Environment Variables

Once you have a running Elasticsearch service, you can add the connection details to the environment variables.

For local development, add a local .env.local file in the root directory. If ELASTICSEARCH_USE_CLOUD is "true", the Elastic Cloud vars will be used, otherwise the _HOST, _PROTOCOL, _PORT, _CA_FILE, and _API_KEY vars will be used. You may need to copy the http_ca.crt from the Elasticsearch Docker container to a local directory like ./secrets.
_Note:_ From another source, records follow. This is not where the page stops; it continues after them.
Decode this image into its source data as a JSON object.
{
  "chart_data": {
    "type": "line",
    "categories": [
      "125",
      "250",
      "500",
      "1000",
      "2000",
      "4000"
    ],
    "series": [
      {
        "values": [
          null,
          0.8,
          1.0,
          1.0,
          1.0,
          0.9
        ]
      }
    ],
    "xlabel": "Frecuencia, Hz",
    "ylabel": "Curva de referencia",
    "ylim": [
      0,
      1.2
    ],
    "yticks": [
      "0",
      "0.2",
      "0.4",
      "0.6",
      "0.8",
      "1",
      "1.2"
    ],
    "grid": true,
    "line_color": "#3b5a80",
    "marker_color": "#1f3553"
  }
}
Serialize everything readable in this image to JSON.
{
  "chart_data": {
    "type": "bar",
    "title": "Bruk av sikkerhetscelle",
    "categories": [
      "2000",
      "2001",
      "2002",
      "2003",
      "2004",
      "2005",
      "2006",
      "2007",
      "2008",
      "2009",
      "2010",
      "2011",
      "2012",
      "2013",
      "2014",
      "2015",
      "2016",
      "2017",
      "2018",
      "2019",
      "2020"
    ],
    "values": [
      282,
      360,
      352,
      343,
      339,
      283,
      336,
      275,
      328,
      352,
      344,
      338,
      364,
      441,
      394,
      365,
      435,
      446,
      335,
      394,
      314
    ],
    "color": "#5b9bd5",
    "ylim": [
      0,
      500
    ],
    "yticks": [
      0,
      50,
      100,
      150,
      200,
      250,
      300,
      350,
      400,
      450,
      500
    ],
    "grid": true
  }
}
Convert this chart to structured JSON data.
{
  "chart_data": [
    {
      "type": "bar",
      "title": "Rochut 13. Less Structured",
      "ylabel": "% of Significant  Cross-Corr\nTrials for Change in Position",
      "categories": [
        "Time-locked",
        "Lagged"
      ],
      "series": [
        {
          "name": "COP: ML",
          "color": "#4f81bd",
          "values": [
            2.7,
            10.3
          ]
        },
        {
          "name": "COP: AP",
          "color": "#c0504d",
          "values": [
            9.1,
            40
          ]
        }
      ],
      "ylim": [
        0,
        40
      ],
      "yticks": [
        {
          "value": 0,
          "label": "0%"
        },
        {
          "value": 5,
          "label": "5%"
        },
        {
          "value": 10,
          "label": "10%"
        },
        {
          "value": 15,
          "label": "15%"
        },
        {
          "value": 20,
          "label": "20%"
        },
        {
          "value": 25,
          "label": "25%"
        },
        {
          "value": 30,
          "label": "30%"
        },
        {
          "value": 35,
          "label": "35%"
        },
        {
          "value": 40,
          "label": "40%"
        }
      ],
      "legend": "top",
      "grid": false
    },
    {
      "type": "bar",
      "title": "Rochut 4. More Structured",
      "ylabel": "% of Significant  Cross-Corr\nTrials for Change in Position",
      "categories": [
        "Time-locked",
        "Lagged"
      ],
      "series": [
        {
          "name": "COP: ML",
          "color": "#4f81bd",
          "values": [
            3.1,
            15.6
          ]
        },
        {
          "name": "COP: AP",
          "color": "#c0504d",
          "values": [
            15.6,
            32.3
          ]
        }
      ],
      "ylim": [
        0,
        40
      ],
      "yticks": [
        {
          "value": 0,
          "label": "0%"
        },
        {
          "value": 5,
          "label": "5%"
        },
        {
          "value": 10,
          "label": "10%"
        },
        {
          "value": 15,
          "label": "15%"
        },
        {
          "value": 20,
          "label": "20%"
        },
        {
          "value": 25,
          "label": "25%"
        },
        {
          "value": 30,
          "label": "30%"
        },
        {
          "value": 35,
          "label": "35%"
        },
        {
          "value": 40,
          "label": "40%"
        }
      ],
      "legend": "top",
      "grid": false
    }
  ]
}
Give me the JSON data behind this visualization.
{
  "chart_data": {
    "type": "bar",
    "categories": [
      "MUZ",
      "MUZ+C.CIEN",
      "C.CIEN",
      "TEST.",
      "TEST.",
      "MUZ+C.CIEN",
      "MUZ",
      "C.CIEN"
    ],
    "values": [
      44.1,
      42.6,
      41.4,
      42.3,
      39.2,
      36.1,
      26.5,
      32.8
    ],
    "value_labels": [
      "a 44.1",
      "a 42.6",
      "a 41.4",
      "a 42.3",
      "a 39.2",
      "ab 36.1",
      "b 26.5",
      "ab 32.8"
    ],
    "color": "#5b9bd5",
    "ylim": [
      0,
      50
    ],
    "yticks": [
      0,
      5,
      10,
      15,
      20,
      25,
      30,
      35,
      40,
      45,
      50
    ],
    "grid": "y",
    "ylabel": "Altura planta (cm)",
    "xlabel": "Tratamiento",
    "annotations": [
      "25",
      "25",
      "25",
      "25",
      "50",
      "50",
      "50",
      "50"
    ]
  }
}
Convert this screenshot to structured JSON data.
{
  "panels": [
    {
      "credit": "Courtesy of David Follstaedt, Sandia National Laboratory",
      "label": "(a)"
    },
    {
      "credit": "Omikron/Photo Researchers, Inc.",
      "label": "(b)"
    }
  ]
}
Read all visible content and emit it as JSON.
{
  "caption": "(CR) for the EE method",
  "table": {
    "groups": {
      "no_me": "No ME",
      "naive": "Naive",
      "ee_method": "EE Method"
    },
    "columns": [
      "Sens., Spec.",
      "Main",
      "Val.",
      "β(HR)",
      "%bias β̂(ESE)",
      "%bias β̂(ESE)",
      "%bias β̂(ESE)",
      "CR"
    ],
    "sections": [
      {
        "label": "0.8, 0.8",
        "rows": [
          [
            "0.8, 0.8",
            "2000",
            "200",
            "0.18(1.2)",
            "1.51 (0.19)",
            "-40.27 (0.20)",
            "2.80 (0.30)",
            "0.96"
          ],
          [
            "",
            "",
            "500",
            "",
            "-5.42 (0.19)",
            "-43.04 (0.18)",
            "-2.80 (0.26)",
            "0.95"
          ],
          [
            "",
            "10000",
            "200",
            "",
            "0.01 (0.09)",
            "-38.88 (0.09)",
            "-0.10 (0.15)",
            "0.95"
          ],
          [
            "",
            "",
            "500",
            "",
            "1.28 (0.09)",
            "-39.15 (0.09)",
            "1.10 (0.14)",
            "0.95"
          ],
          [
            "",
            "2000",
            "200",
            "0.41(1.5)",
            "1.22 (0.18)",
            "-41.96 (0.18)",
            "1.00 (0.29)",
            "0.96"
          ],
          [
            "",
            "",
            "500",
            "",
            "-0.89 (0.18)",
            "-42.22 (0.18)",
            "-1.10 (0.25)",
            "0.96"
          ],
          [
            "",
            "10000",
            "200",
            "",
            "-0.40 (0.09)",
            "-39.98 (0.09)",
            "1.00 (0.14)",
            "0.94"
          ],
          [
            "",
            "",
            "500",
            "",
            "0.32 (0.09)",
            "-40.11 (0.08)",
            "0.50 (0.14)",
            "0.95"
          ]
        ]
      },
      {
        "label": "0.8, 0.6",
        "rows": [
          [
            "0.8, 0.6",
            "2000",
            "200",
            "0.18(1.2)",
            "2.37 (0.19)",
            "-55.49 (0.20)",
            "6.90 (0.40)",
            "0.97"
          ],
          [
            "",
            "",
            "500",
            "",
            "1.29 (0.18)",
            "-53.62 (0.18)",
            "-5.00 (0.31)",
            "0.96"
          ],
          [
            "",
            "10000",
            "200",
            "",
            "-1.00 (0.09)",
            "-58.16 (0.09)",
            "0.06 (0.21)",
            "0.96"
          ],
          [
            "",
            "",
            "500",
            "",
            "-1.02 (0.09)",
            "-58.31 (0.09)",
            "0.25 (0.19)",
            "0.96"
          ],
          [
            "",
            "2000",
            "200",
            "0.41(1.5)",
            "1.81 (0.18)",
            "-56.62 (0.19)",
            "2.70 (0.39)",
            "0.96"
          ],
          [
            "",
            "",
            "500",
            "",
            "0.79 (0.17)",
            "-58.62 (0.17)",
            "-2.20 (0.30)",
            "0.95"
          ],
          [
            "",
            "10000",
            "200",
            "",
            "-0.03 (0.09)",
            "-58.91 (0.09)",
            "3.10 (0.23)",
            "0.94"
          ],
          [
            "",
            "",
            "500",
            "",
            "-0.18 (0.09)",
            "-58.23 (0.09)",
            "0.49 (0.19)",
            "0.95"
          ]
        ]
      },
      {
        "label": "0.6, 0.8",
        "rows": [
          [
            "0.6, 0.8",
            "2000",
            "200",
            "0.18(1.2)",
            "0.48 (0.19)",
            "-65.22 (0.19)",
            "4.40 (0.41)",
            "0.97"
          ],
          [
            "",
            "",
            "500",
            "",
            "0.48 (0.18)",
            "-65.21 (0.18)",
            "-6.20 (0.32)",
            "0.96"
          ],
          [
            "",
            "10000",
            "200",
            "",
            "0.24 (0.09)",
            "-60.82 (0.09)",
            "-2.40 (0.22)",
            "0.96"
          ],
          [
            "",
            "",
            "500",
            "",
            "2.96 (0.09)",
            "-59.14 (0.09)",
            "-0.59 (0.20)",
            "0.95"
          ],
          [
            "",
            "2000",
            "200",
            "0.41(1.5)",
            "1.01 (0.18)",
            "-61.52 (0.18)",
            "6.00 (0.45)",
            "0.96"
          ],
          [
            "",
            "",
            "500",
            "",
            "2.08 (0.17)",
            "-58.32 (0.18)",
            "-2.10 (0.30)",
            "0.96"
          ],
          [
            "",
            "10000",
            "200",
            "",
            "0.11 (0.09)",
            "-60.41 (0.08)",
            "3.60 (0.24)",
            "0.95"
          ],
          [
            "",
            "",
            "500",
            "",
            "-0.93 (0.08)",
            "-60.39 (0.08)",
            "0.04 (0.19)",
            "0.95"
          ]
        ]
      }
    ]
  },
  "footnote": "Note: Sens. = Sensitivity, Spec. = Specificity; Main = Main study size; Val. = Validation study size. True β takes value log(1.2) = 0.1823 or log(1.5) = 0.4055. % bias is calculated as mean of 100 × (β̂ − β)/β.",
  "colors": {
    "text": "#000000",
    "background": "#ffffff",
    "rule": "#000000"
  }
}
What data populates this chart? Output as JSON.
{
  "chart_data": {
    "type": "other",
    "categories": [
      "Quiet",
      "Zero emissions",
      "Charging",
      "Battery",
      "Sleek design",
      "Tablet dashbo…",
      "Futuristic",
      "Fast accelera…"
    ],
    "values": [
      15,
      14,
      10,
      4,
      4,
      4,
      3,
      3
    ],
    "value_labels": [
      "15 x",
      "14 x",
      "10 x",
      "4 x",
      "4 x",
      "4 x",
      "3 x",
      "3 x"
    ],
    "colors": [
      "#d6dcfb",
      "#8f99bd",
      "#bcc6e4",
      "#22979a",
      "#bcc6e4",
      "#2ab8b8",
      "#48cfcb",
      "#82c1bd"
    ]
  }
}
ELASTICSEARCH_USE_CLOUD=false
ELASTICSEARCH_CLOUD_ID=elastic-my-museum:dXMtY3VudHJhbDEuZ4NwLmNsb1VkLmVzLmlvOjQ0MyQ5ZEhiNWQ2NDM0NTB0ODgwOGE1MGVkZDViYzhjM2QwMSRjNmE2M2IwMmE3NDQ0YzU1YWU2YTg4YjI2ZTU5MzZmMg==
ELASTICSEARCH_CLOUD_USERNAME=elastic
ELASTICSEARCH_CLOUD_PASSWORD=changeme
ELASTICSEARCH_LOCAL_NODE=http://localhost:9200
ELASTICSEARCH_BULK_LIMIT=2000

Load Vocabulary Data

Loading the data

Go to the Getty download links above and download the REL relational data files for the vocabularies you want to load. Unzip the files and place them in the /data/[vocab]/ directory, e.g. /data/ulan/ulan_rel_0124.

Two data-loading commands are available:

  • npm run load:ulan - Load the ULAN vocabulary
  • npm run load:aat - Load the AAT vocabulary

The import script will load data from the REL files in the data directory into Elasticsearch indices. Warning: This will modify Elasticsearch indices.

Screenshots

Left: Showing fuzzy search results for misspelled artist name.

Right: Filtered search for female artists born in Brooklyn.

Light Mode Screenshot

TODO

This is just a proof of concept. If there is interest, I will add more features, facets, and additional vocabularies.